Java — Threading Basics — Futures & Callables

Ben Parker
2 min readJan 10, 2021

--

Overview

A Future is an object in Java which represents the response from a Callable object after its been executed.

Example

You have a piece of logic which fetches and returns a String once complete. This takes 10 seconds to execute.
You want to execute 10 of these same tasks in parallel, so you create a threadpool with a fixed size of 10.

You create 10 Callable objects which contain your logic to fetch the String. You submit these callables to the threadpool for execution, and you receive a Future object for each callable you submit. This Future object represents the String response.

However, your code takes 10 seconds to execute. But you receive the Future object immediately after you submit the task.

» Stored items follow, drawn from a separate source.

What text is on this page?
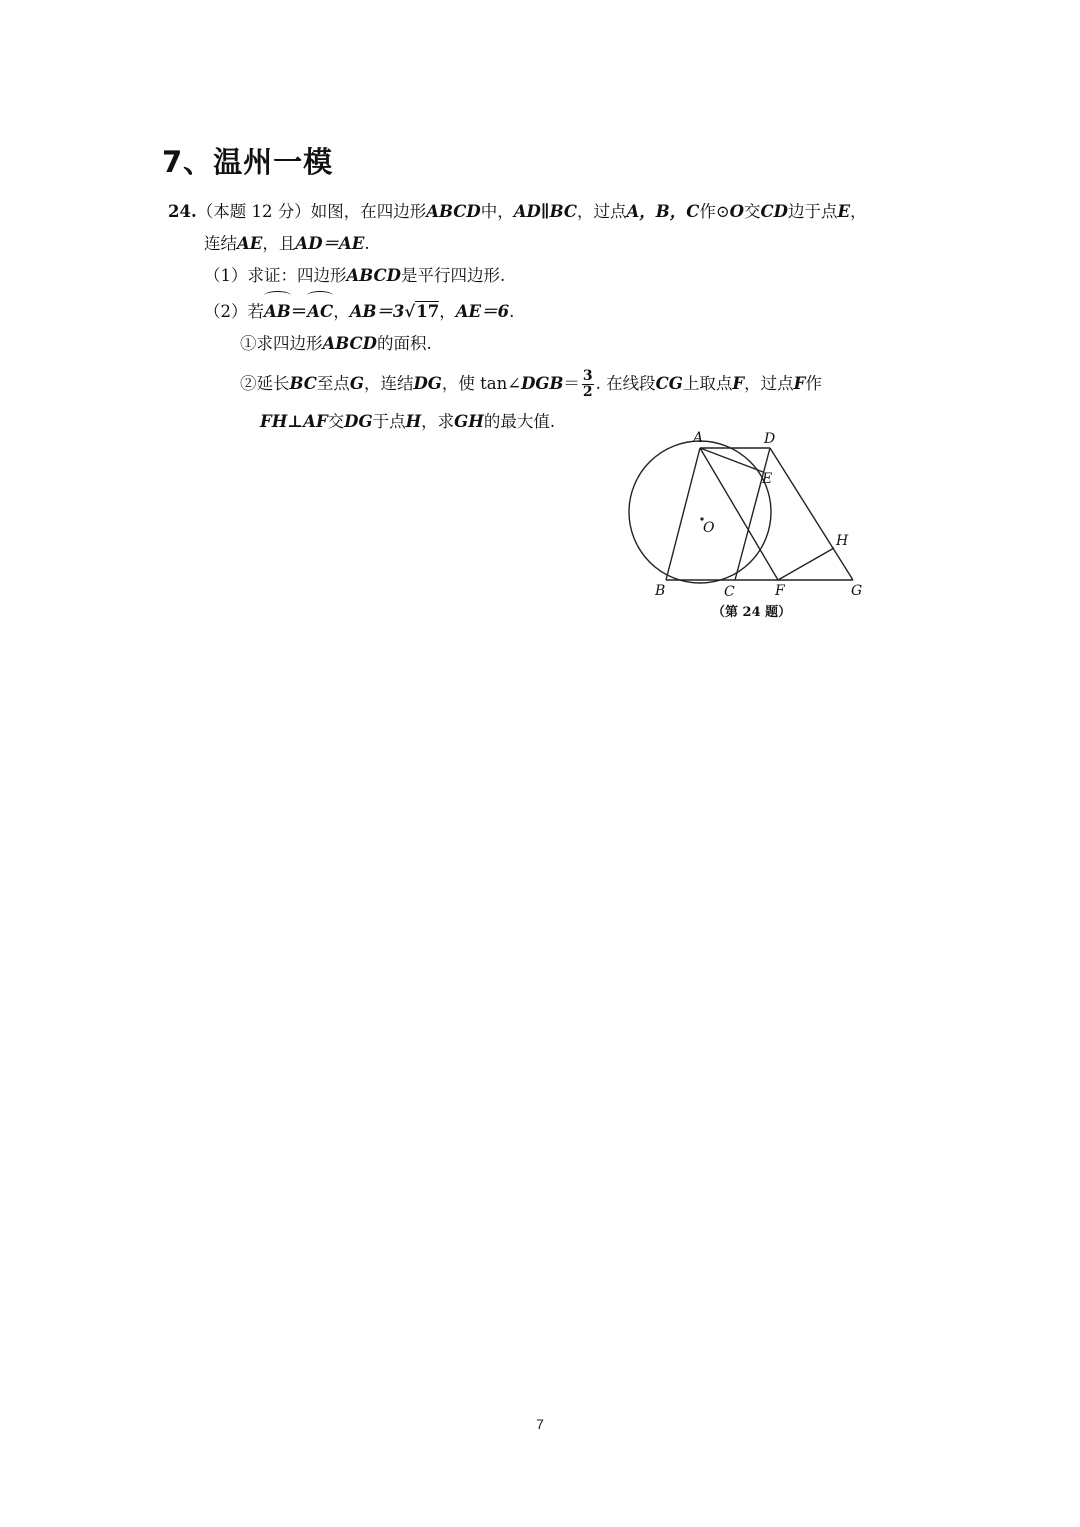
7、温州一模
24.（本题 12 分）如图，在四边形ABCD中，AD∥BC，过点A，B，C作⊙O交CD边于点E，
连结AE，且AD＝AE.
（1）求证：四边形ABCD是平行四边形.
（2）若AB＝AC，AB＝3√17，AE＝6.
①求四边形ABCD的面积.
②延长BC至点G，连结DG，使 tan∠DGB＝ $\frac{3}{2}$ . 在线段CG上取点F，过点F作
FH⊥AF交DG于点H，求GH的最大值.
A	D
E
O
H
B	C	F	G
（第 24 题）
7
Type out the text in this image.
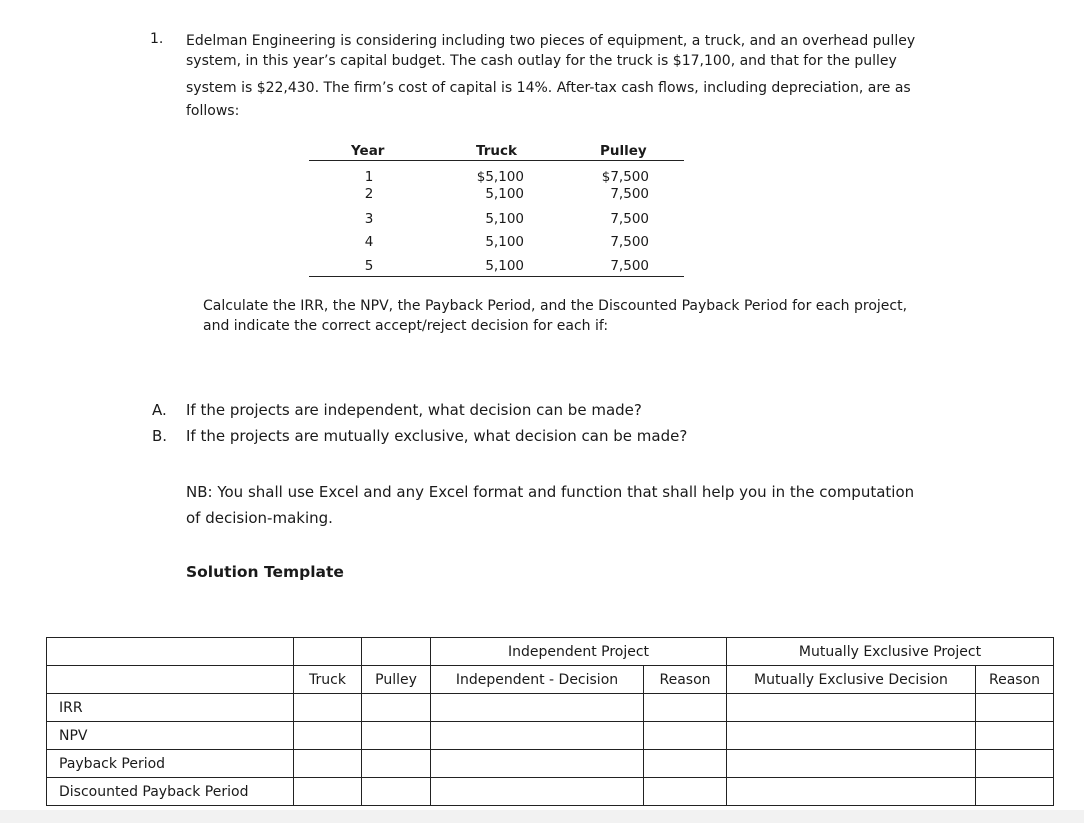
1. Edelman Engineering is considering including two pieces of equipment, a truck, and an overhead pulley
system, in this year’s capital budget. The cash outlay for the truck is $17,100, and that for the pulley
system is $22,430. The firm’s cost of capital is 14%. After-tax cash flows, including depreciation, are as
follows:
Year	Truck	Pulley
1	$5,100	$7,500
2	5,100	7,500
3	5,100	7,500
4	5,100	7,500
5	5,100	7,500
Calculate the IRR, the NPV, the Payback Period, and the Discounted Payback Period for each project,
and indicate the correct accept/reject decision for each if:
A. If the projects are independent, what decision can be made?
B. If the projects are mutually exclusive, what decision can be made?
NB: You shall use Excel and any Excel format and function that shall help you in the computation
of decision-making.
Solution Template
			Independent Project		Mutually Exclusive Project	
	Truck	Pulley	Independent - Decision	Reason	Mutually Exclusive Decision	Reason
IRR						
NPV						
Payback Period						
Discounted Payback Period						
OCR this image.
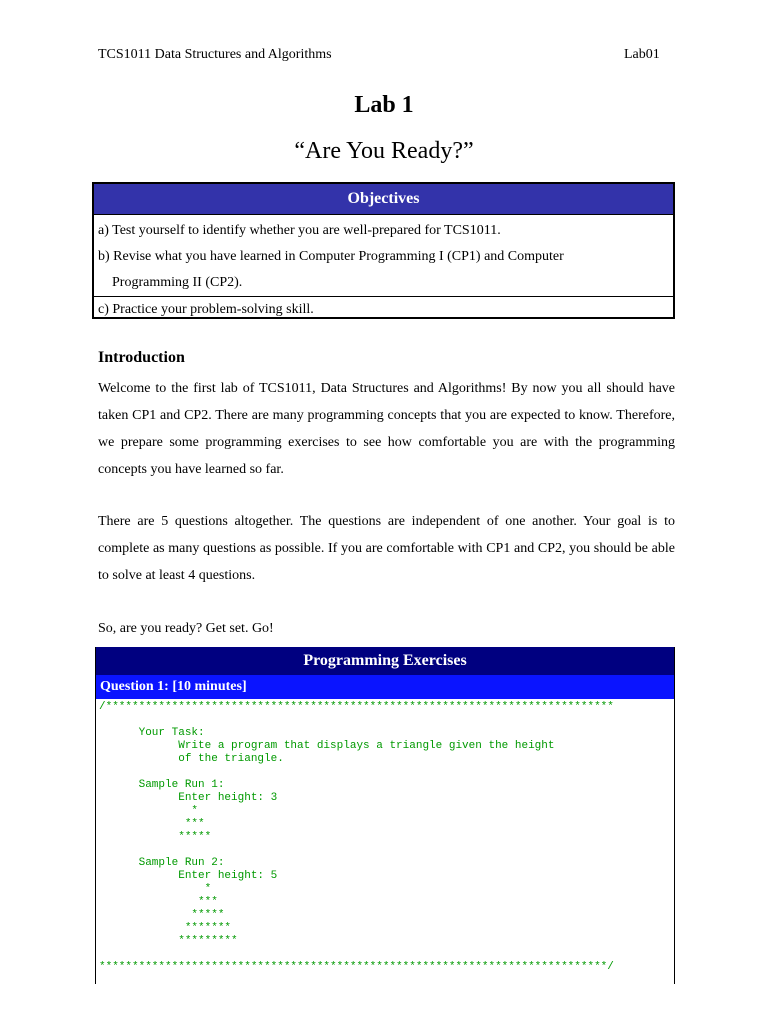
TCS1011 Data Structures and Algorithms	Lab01
Lab 1
“Are You Ready?”
Objectives
a) Test yourself to identify whether you are well-prepared for TCS1011.
b) Revise what you have learned in Computer Programming I (CP1) and Computer
Programming II (CP2).
c) Practice your problem-solving skill.
Introduction
Welcome to the first lab of TCS1011, Data Structures and Algorithms! By now you all should have taken CP1 and CP2. There are many programming concepts that you are expected to know. Therefore, we prepare some programming exercises to see how comfortable you are with the programming concepts you have learned so far.
There are 5 questions altogether. The questions are independent of one another. Your goal is to complete as many questions as possible. If you are comfortable with CP1 and CP2, you should be able to solve at least 4 questions.
So, are you ready? Get set. Go!
Programming Exercises
Question 1: [10 minutes]
/*****************************************************************************

Your Task:
Write a program that displays a triangle given the height
of the triangle.

Sample Run 1:
Enter height: 3
*
***
*****

Sample Run 2:
Enter height: 5
*
***
*****
*******
*********

*****************************************************************************/
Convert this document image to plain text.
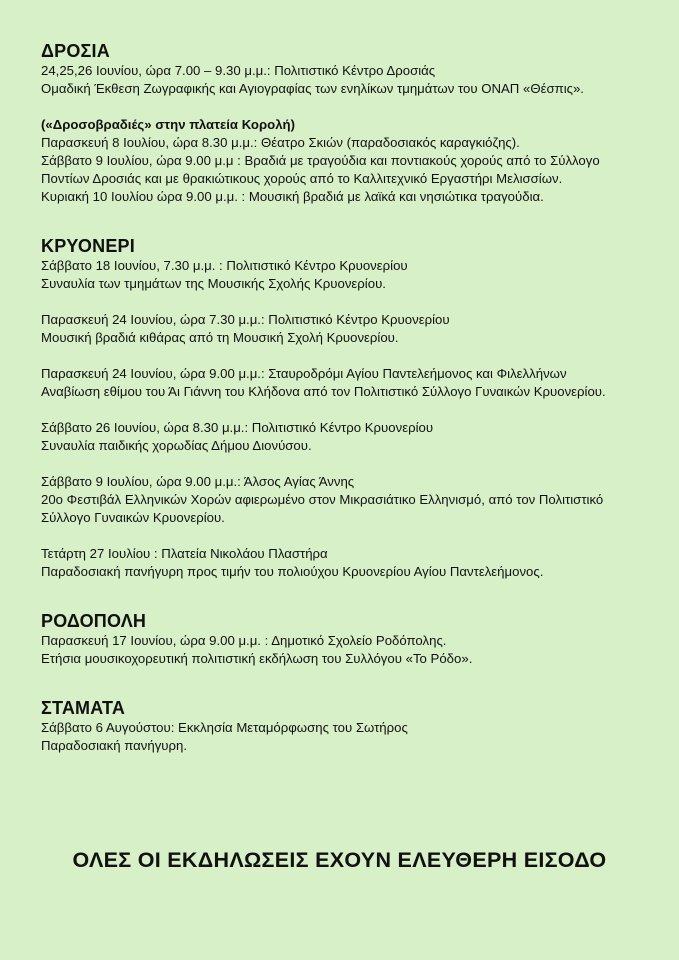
ΔΡΟΣΙΑ
24,25,26 Ιουνίου, ώρα 7.00 – 9.30 μ.μ.: Πολιτιστικό Κέντρο Δροσιάς
Ομαδική Έκθεση Ζωγραφικής και Αγιογραφίας των ενηλίκων τμημάτων του ΟΝΑΠ «Θέσπις».
(«Δροσοβραδιές» στην πλατεία Κορολή)
Παρασκευή 8 Ιουλίου, ώρα 8.30 μ.μ.: Θέατρο Σκιών (παραδοσιακός καραγκιόζης).
Σάββατο 9 Ιουλίου, ώρα 9.00 μ.μ : Βραδιά με τραγούδια και ποντιακούς χορούς από το Σύλλογο
Ποντίων Δροσιάς και με θρακιώτικους χορούς από το Καλλιτεχνικό Εργαστήρι Μελισσίων.
Κυριακή 10 Ιουλίου ώρα 9.00 μ.μ. : Μουσική βραδιά με λαϊκά και νησιώτικα τραγούδια.
ΚΡΥΟΝΕΡΙ
Σάββατο 18 Ιουνίου, 7.30 μ.μ. : Πολιτιστικό Κέντρο Κρυονερίου
Συναυλία των τμημάτων της Μουσικής Σχολής Κρυονερίου.
Παρασκευή 24 Ιουνίου, ώρα 7.30 μ.μ.: Πολιτιστικό Κέντρο Κρυονερίου
Μουσική βραδιά κιθάρας από τη Μουσική Σχολή Κρυονερίου.
Παρασκευή 24 Ιουνίου, ώρα 9.00 μ.μ.: Σταυροδρόμι Αγίου Παντελεήμονος και Φιλελλήνων
Αναβίωση εθίμου του Άι Γιάννη του Κλήδονα από τον Πολιτιστικό Σύλλογο Γυναικών Κρυονερίου.
Σάββατο 26 Ιουνίου, ώρα 8.30 μ.μ.: Πολιτιστικό Κέντρο Κρυονερίου
Συναυλία παιδικής χορωδίας Δήμου Διονύσου.
Σάββατο 9 Ιουλίου, ώρα 9.00 μ.μ.: Άλσος Αγίας Άννης
20ο Φεστιβάλ Ελληνικών Χορών αφιερωμένο στον Μικρασιάτικο Ελληνισμό, από τον Πολιτιστικό
Σύλλογο Γυναικών Κρυονερίου.
Τετάρτη 27 Ιουλίου : Πλατεία Νικολάου Πλαστήρα
Παραδοσιακή πανήγυρη προς τιμήν του πολιούχου Κρυονερίου Αγίου Παντελεήμονος.
ΡΟΔΟΠΟΛΗ
Παρασκευή 17 Ιουνίου, ώρα 9.00 μ.μ. : Δημοτικό Σχολείο Ροδόπολης.
Ετήσια μουσικοχορευτική πολιτιστική εκδήλωση του Συλλόγου «Το Ρόδο».
ΣΤΑΜΑΤΑ
Σάββατο 6 Αυγούστου: Εκκλησία Μεταμόρφωσης του Σωτήρος
Παραδοσιακή πανήγυρη.
ΟΛΕΣ ΟΙ ΕΚΔΗΛΩΣΕΙΣ ΕΧΟΥΝ ΕΛΕΥΘΕΡΗ ΕΙΣΟΔΟ
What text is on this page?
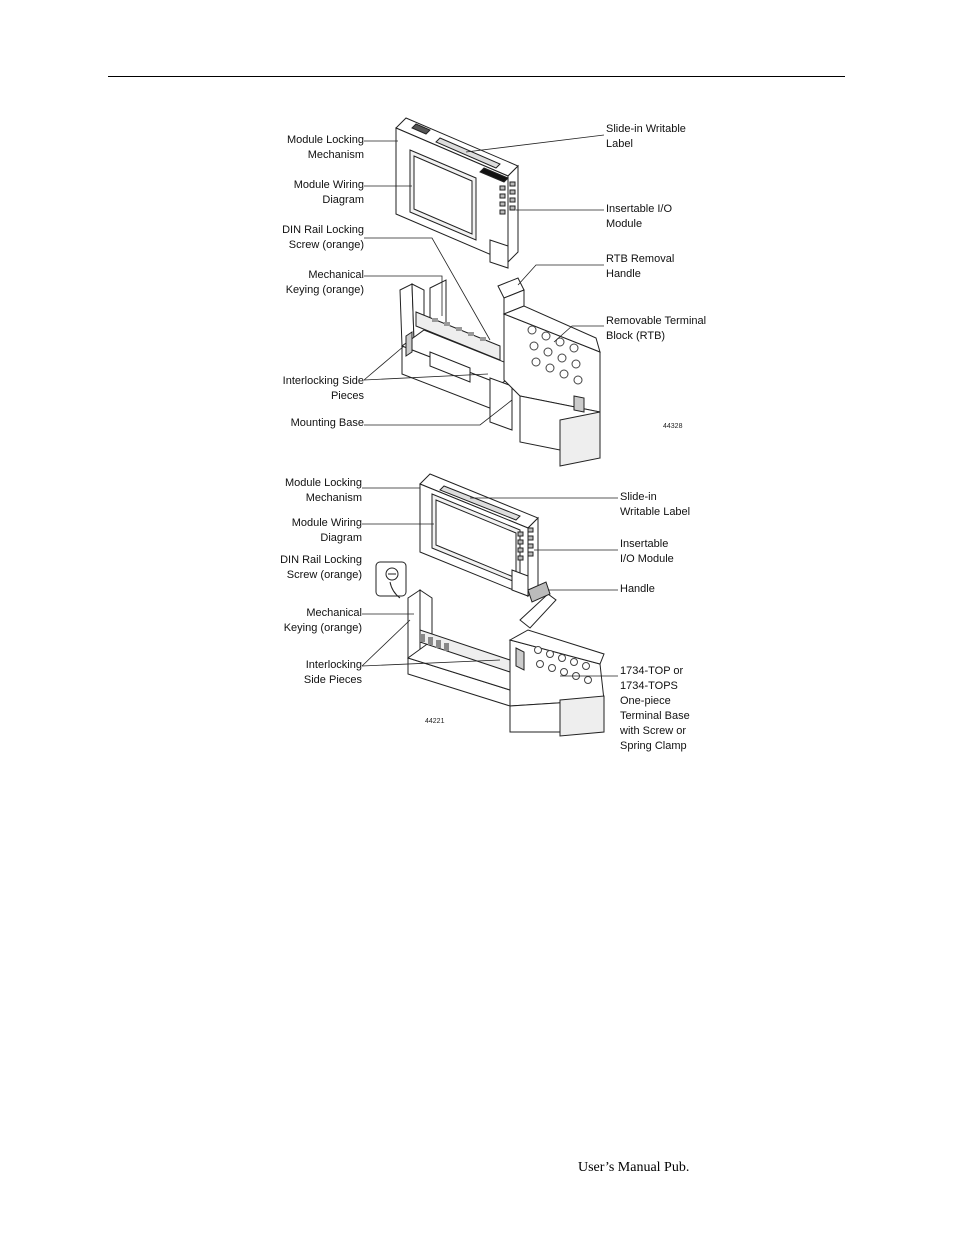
Module Locking
Mechanism
Module Wiring
Diagram
DIN Rail Locking
Screw (orange)
Mechanical
Keying (orange)
Interlocking Side
Pieces
Mounting Base
Slide-in Writable
Label
Insertable I/O
Module
RTB Removal
Handle
Removable Terminal
Block (RTB)
44328
Module Locking
Mechanism
Module Wiring
Diagram
DIN Rail Locking
Screw (orange)
Mechanical
Keying (orange)
Interlocking
Side Pieces
Slide-in
Writable Label
Insertable
I/O Module
Handle
1734-TOP or
1734-TOPS
One-piece
Terminal Base
with Screw or
Spring Clamp
44221
User’s Manual Pub.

So the value of the Future initially is not populated. At this point, it represents an object which will in the future contain the response you expect. It is an object which you can use to get that response once the task has been complete.

Why is this useful?

The main reason is that it is a simple interface allowing you to get the response from a piece of parallel code.
However another big benefit is: you can perform other pieces of logic while you wait for the response. You have the option if you want to either await the operation to complete, or you could execute another 100 lines of code first, then check if its complete and get the response.

How to do this?

You can do this by calling the get() method which will pause execution and wait for the response of the Future task. Otherwise, you can perform other operations and continuously poll the Future checking the isDone() method.